Tal como lo señala la Mg. Cecilia Arizaga en
su artículo “Modelos Culturales en el
consumo de alcohol adolescente” (2005), la ingesta de bebidas alcohólicas es hoy un componente esencial de los
rituales a través de los cuales los jóvenes ensayan su particular forma de
producción del “Yo”
.
“El tomar” se encuentra directamente relacionado con
la formación y afianzamiento del “ser ”,
entendiendo a éste como el emergente
de las tensiones que implica la
construcción de su identidad, en el doble juego de la búsqueda de libertad de elección propia del ciclo
vital que atraviesa , y los modelos y exigencias que le impone la sociedad
vigente.
Todo esto en medio de la crisis
que supone la separación del mundo adulto (por la cual las constricciones y
marcos regulativos de las instituciones tradicionales -familia, escuela etc.-
tienden a ser desplazados por el autocontrol), y la búsqueda de su propia
imagen frente a su grupo de pares.
Sumido
en las presiones sociales, el adolescente
y el joven encuentra funcional el consumo de alcohol, como un instrumento para
que los demás vean en él (a través de sus efectos) a un ser desinhibido, con
mayor autoestima, en términos de ellos mismos “aguantador”, capaz de divertirse
hasta la extenuación y sobre todo seguro de si mismo.
El
consumo de alcohol tiene entonces una
importante connotación social que tiene que ver además con la cohesión social,
y que muchas veces se encuentra también relacionado con los protocolos que
implican ciertos eventos como ser salir a bailar, fiestas de quince años, viajes de egresados,
recitales etc.
Esta necesidad de identificación
insatisfecha, y la ausencia de referentes son los elementos más importantes a
la hora de interpretar el efecto de otro componente esencial de este panorama: la influencia de los medios de comunicación.
En contraposición con las drogas consideradas tradicionalmente ilegales,
cuyo uso y tráfico es combatido, el
alcohol, el tabaco y muchos fármacos y
sustancias energizantes altamente peligrosas, son objeto de consumo y se
ofrecen masivamente en campañas publicitarias.
En tal sentido, la incorporación de la población joven al marketing
publicitario estimula el consumo prometiendo
a cambio éxito, placer, diversión, eficacia etc., utilizando slogans e imágenes que, junto
con las aportadas por ídolos y otros elementos de la cultura mediática,
devienen en referentes cuyo discurso resulta mas poderoso que el las
debilitadas instituciones tradicionales, marcando y modelando sus necesidades y
preferencias.
Una de las manifestaciones más temibles y preocupantes surgidas en los
últimos años como consecuencia de estos hechos es el “preboliche” o simplemente “la previa”.
Hugo Míguez especialista e investigador del CONICET, define el preboliche como “la instancia previa de
preparación emocional, por vía de las bebidas, para el encuentro con música,
jóvenes y, eventualmente, con otras drogas unas horas después”.
Este ritual cuya importancia entre los
jóvenes crece día a día, marca el escenario
del cual suelen surgir las consecuencias que más angustian a padres y
educadores: accidentes, muertes, intoxicaciones severas, coma alcohólico etc.
En efecto, los adolescentes acostumbran
reunirse en la calle, en las cercanías de un kiosco o bar, o directamente en
alguna casa, con el sólo objeto de consumir, en una rutina que conjuga el
descontrol, las ansias de una presentación exitosa y el temor a ser condenado
al espanto de la humillación y el ridículo,
el deseo de experiencias excitantes, la
necesidad de desinhibirse y sobre todo, la búsqueda de una identidad.
En tal sentido dice la Mg.
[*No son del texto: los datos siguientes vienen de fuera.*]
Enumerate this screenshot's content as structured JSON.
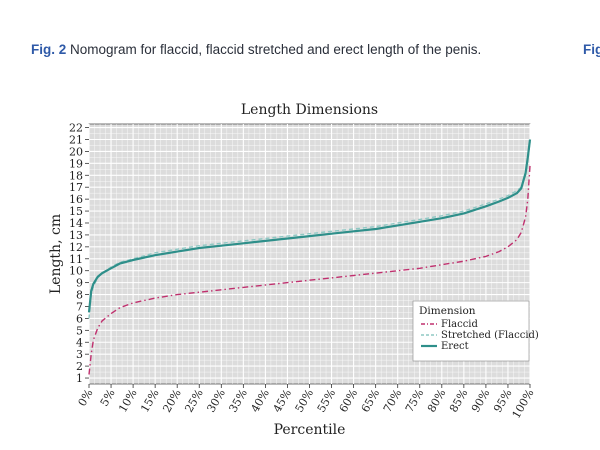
{
  "caption": {
    "label": "Fig. 2",
    "text": "Nomogram for flaccid, flaccid stretched and erect length of the penis."
  },
  "next_figure_label": "Fig",
  "chart_data": {
    "type": "line",
    "title": "Length Dimensions",
    "xlabel": "Percentile",
    "ylabel": "Length, cm",
    "xlim": [
      0,
      100
    ],
    "ylim": [
      0.5,
      22.3
    ],
    "x_ticks": [
      "0%",
      "5%",
      "10%",
      "15%",
      "20%",
      "25%",
      "30%",
      "35%",
      "40%",
      "45%",
      "50%",
      "55%",
      "60%",
      "65%",
      "70%",
      "75%",
      "80%",
      "85%",
      "90%",
      "95%",
      "100%"
    ],
    "y_ticks": [
      "1",
      "2",
      "3",
      "4",
      "5",
      "6",
      "7",
      "8",
      "9",
      "10",
      "11",
      "12",
      "13",
      "14",
      "15",
      "16",
      "17",
      "18",
      "19",
      "20",
      "21",
      "22"
    ],
    "grid": true,
    "legend": {
      "title": "Dimension",
      "position": "bottom-right"
    },
    "x": [
      0,
      0.5,
      1,
      2,
      3,
      5,
      7,
      10,
      15,
      20,
      25,
      30,
      35,
      40,
      45,
      50,
      55,
      60,
      65,
      70,
      75,
      80,
      85,
      90,
      93,
      95,
      97,
      98,
      99,
      99.5,
      100
    ],
    "series": [
      {
        "name": "Flaccid",
        "style": "dashdot",
        "color": "#c0306e",
        "values": [
          1.3,
          3.0,
          4.2,
          5.2,
          5.8,
          6.4,
          6.9,
          7.3,
          7.7,
          8.0,
          8.2,
          8.4,
          8.6,
          8.8,
          9.0,
          9.2,
          9.4,
          9.6,
          9.8,
          10.0,
          10.2,
          10.5,
          10.8,
          11.2,
          11.6,
          12.0,
          12.6,
          13.2,
          14.5,
          16.0,
          18.8
        ]
      },
      {
        "name": "Stretched (Flaccid)",
        "style": "dashed",
        "color": "#8fc8c4",
        "values": [
          6.0,
          8.0,
          8.7,
          9.4,
          9.8,
          10.3,
          10.7,
          11.0,
          11.5,
          11.8,
          12.1,
          12.3,
          12.5,
          12.7,
          12.9,
          13.1,
          13.3,
          13.5,
          13.7,
          14.0,
          14.3,
          14.6,
          15.0,
          15.6,
          16.0,
          16.3,
          16.7,
          17.0,
          18.0,
          19.2,
          20.8
        ]
      },
      {
        "name": "Erect",
        "style": "solid",
        "color": "#2e8f8a",
        "values": [
          6.5,
          8.3,
          8.9,
          9.5,
          9.8,
          10.2,
          10.6,
          10.9,
          11.3,
          11.6,
          11.9,
          12.1,
          12.3,
          12.5,
          12.7,
          12.9,
          13.1,
          13.3,
          13.5,
          13.8,
          14.1,
          14.4,
          14.8,
          15.4,
          15.8,
          16.1,
          16.5,
          16.9,
          18.2,
          19.5,
          21.0
        ]
      }
    ]
  }
}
Cecilia
Arizaga
“La realización de la identidad mediante
el alcohol nos está hablando de un adolescente que se siente exigido a ser
alguien, en parte por características propias de su etapa vital, pero también y
significativamente por condicionantes específicos de un clima de época que
exige “ser uno mismo’ un sujeto que se construye a sí mismo a la vez que impone
un estricto menú de formas de ser en el mundo. En este menú, las imágenes
proyectadas por las publicidades fijan pautas de presentación del yo, que
impactan deliberadamente en la subjetividad contemporánea (...) Las
publicidades nos muestran sujetos que adquieren un aura de éxito social ni bien
ingieren alcohol”.
La tendencia señala que
para muchos adolescentes la
previa puede resultar mucho más importante que la salida o incluso
transformarse en el único objetivo. Esto introduce una mayor dosis de riesgo,
ya que la cantidad de bebidas a la que los jóvenes pueden acceder “fuera del
boliche”, siempre resulta sustancialmente superior.
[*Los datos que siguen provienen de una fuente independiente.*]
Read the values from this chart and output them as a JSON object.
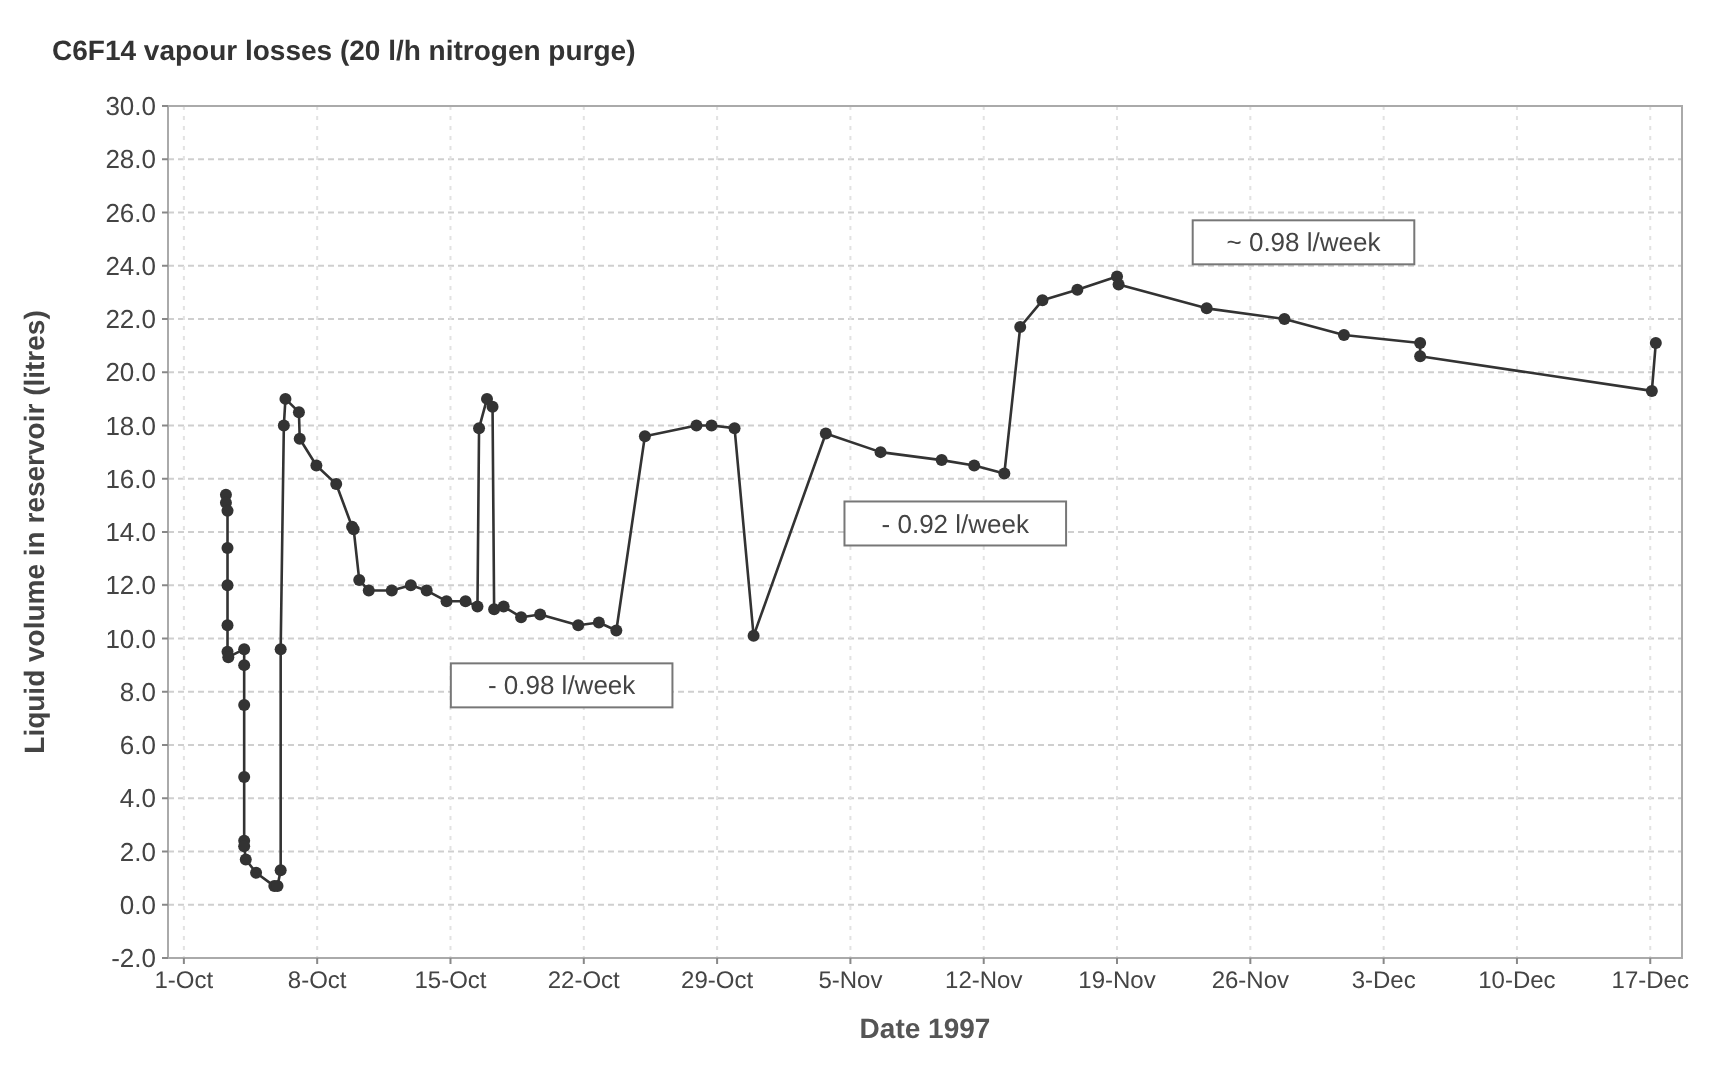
{
  "chart_data": {
    "type": "line",
    "title": "C6F14 vapour losses (20 l/h nitrogen purge)",
    "xlabel": "Date 1997",
    "ylabel": "Liquid volume in reservoir (litres)",
    "x": [
      "1997-10-03T05:00",
      "1997-10-03T05:00",
      "1997-10-03T07:00",
      "1997-10-03T07:00",
      "1997-10-03T07:00",
      "1997-10-03T07:00",
      "1997-10-03T07:00",
      "1997-10-03T08:00",
      "1997-10-04T04:00",
      "1997-10-04T04:00",
      "1997-10-04T04:00",
      "1997-10-04T04:00",
      "1997-10-04T04:00",
      "1997-10-04T04:00",
      "1997-10-04T06:00",
      "1997-10-04T19:00",
      "1997-10-05T18:00",
      "1997-10-05T22:00",
      "1997-10-06T02:00",
      "1997-10-06T02:00",
      "1997-10-06T06:00",
      "1997-10-06T08:00",
      "1997-10-07T01:00",
      "1997-10-07T02:00",
      "1997-10-07T23:00",
      "1997-10-09T00:00",
      "1997-10-09T20:00",
      "1997-10-09T22:00",
      "1997-10-10T05:00",
      "1997-10-10T17:00",
      "1997-10-11T22:00",
      "1997-10-12T22:00",
      "1997-10-13T18:00",
      "1997-10-14T19:00",
      "1997-10-15T19:00",
      "1997-10-16T10:00",
      "1997-10-16T12:00",
      "1997-10-16T22:00",
      "1997-10-17T05:00",
      "1997-10-17T07:00",
      "1997-10-17T19:00",
      "1997-10-18T17:00",
      "1997-10-19T17:00",
      "1997-10-21T17:00",
      "1997-10-22T19:00",
      "1997-10-23T17:00",
      "1997-10-25T05:00",
      "1997-10-27T22:00",
      "1997-10-28T17:00",
      "1997-10-29T22:00",
      "1997-10-30T22:00",
      "1997-11-03T17:00",
      "1997-11-06T14:00",
      "1997-11-09T19:00",
      "1997-11-11T12:00",
      "1997-11-13T02:00",
      "1997-11-13T22:00",
      "1997-11-15T02:00",
      "1997-11-16T22:00",
      "1997-11-19T00:00",
      "1997-11-19T02:00",
      "1997-11-23T17:00",
      "1997-11-27T19:00",
      "1997-11-30T22:00",
      "1997-12-04T22:00",
      "1997-12-04T22:00",
      "1997-12-17T02:00",
      "1997-12-17T07:00"
    ],
    "series": [
      {
        "color": "#333333",
        "values": [
          15.4,
          15.1,
          14.8,
          13.4,
          12.0,
          10.5,
          9.5,
          9.3,
          9.6,
          9.0,
          7.5,
          4.8,
          2.4,
          2.2,
          1.7,
          1.2,
          0.7,
          0.7,
          1.3,
          9.6,
          18.0,
          19.0,
          18.5,
          17.5,
          16.5,
          15.8,
          14.2,
          14.1,
          12.2,
          11.8,
          11.8,
          12.0,
          11.8,
          11.4,
          11.4,
          11.2,
          17.9,
          19.0,
          18.7,
          11.1,
          11.2,
          10.8,
          10.9,
          10.5,
          10.6,
          10.3,
          17.6,
          18.0,
          18.0,
          17.9,
          10.1,
          17.7,
          17.0,
          16.7,
          16.5,
          16.2,
          21.7,
          22.7,
          23.1,
          23.6,
          23.3,
          22.4,
          22.0,
          21.4,
          21.1,
          20.6,
          19.3,
          21.1
        ]
      }
    ],
    "xlim": [
      "1997-09-30T04:00",
      "1997-12-18T16:00"
    ],
    "xticks": [
      {
        "value": "1997-10-01",
        "label": "1-Oct"
      },
      {
        "value": "1997-10-08",
        "label": "8-Oct"
      },
      {
        "value": "1997-10-15",
        "label": "15-Oct"
      },
      {
        "value": "1997-10-22",
        "label": "22-Oct"
      },
      {
        "value": "1997-10-29",
        "label": "29-Oct"
      },
      {
        "value": "1997-11-05",
        "label": "5-Nov"
      },
      {
        "value": "1997-11-12",
        "label": "12-Nov"
      },
      {
        "value": "1997-11-19",
        "label": "19-Nov"
      },
      {
        "value": "1997-11-26",
        "label": "26-Nov"
      },
      {
        "value": "1997-12-03",
        "label": "3-Dec"
      },
      {
        "value": "1997-12-10",
        "label": "10-Dec"
      },
      {
        "value": "1997-12-17",
        "label": "17-Dec"
      }
    ],
    "ylim": [
      -2,
      30
    ],
    "yticks": [
      {
        "value": -2,
        "label": "-2.0"
      },
      {
        "value": 0,
        "label": "0.0"
      },
      {
        "value": 2,
        "label": "2.0"
      },
      {
        "value": 4,
        "label": "4.0"
      },
      {
        "value": 6,
        "label": "6.0"
      },
      {
        "value": 8,
        "label": "8.0"
      },
      {
        "value": 10,
        "label": "10.0"
      },
      {
        "value": 12,
        "label": "12.0"
      },
      {
        "value": 14,
        "label": "14.0"
      },
      {
        "value": 16,
        "label": "16.0"
      },
      {
        "value": 18,
        "label": "18.0"
      },
      {
        "value": 20,
        "label": "20.0"
      },
      {
        "value": 22,
        "label": "22.0"
      },
      {
        "value": 24,
        "label": "24.0"
      },
      {
        "value": 26,
        "label": "26.0"
      },
      {
        "value": 28,
        "label": "28.0"
      },
      {
        "value": 30,
        "label": "30.0"
      }
    ],
    "annotations": [
      "- 0.98 l/week",
      "- 0.92 l/week",
      "~ 0.98 l/week"
    ],
    "grid": true,
    "marker": "circle",
    "line_style": "solid"
  }
}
Asimismo este fenómeno introduce otras cuestiones que es necesario considerar.
Al respecto advierte Hugo Míguez
“Frente a las necesarias e inevitables
vacilaciones del crecimiento juvenil
siempre hay alguien que obtiene una ganancia y otro que la hace posible. El
preboliche, <…..>, no transcurre sólo por cuenta de los jóvenes. La
publicidad que indica cómo adquirir la perfección estética y social desde una
bebida, el sistema de comercialización de las sustancias con delivery a
domicilio de bebidas (sí... sólo mayores de 18 años...) y, también, la mirada tolerante de la casa (que es
donde transcurre el preboliche) aceptan la naturalización del descontrol como
parte del encuentro juvenil.”
Y todo esto pese a que en marzo de 1997 se promulgó en
Argentina la Ley Nacional
de Lucha contra el Alcoholismo (Ley 24788)[1]
que prohíbe en todo el territorio nacional, el expendio de cualquier tipo de
bebida alcohólica a menores de 18 años y su participación en propagandas
destinadas a la venta , la prohibición durante las 24 horas de la
venta de alcohol en quioscos, maxiquioscos y locales destinados a prestar
servicios a automovilistas y la limitación de
venta en almacenes y supermercados durante la franja horaria comprendida
entre las 8.00 hs y las 23.00 hs .
La graves violaciones en las que
suelen incurrir los locales de venta y las discotecas, y las argucias que los
jóvenes despliegan para lograr evadirla, pone al alcance de los chicos todo un
abanico de posibilidades que va desde la
cerveza y el vino hasta otras mas
bebidas blancas mas sofisticadas como el vodka, el tequila etc. Sin contar los
variados aditamentos que pueden adquirir como ser la bebidas energizantes
rebosantes de cafeína, los psicofármacos y otros medicamentos que “suelen ser
parte del botiquín doméstico”[2]
y que los jóvenes mezclan[3]
con el objeto de ver “como pegan” (es decir como se potencian produciendo
efectos nuevos y rápidos)
.
La amenaza que implica este ritual cuyo uso se extiende rápidamente
puede comprenderse simplemente a partir de unos pocos datos estadísticos:
Según relevamientos realizados por el Servicio de Toxicología del
Hospital Fernández, durante el año 2009, un 70% de las consultas por intoxicaciones graves se realizaron por consumo de “drogas legales”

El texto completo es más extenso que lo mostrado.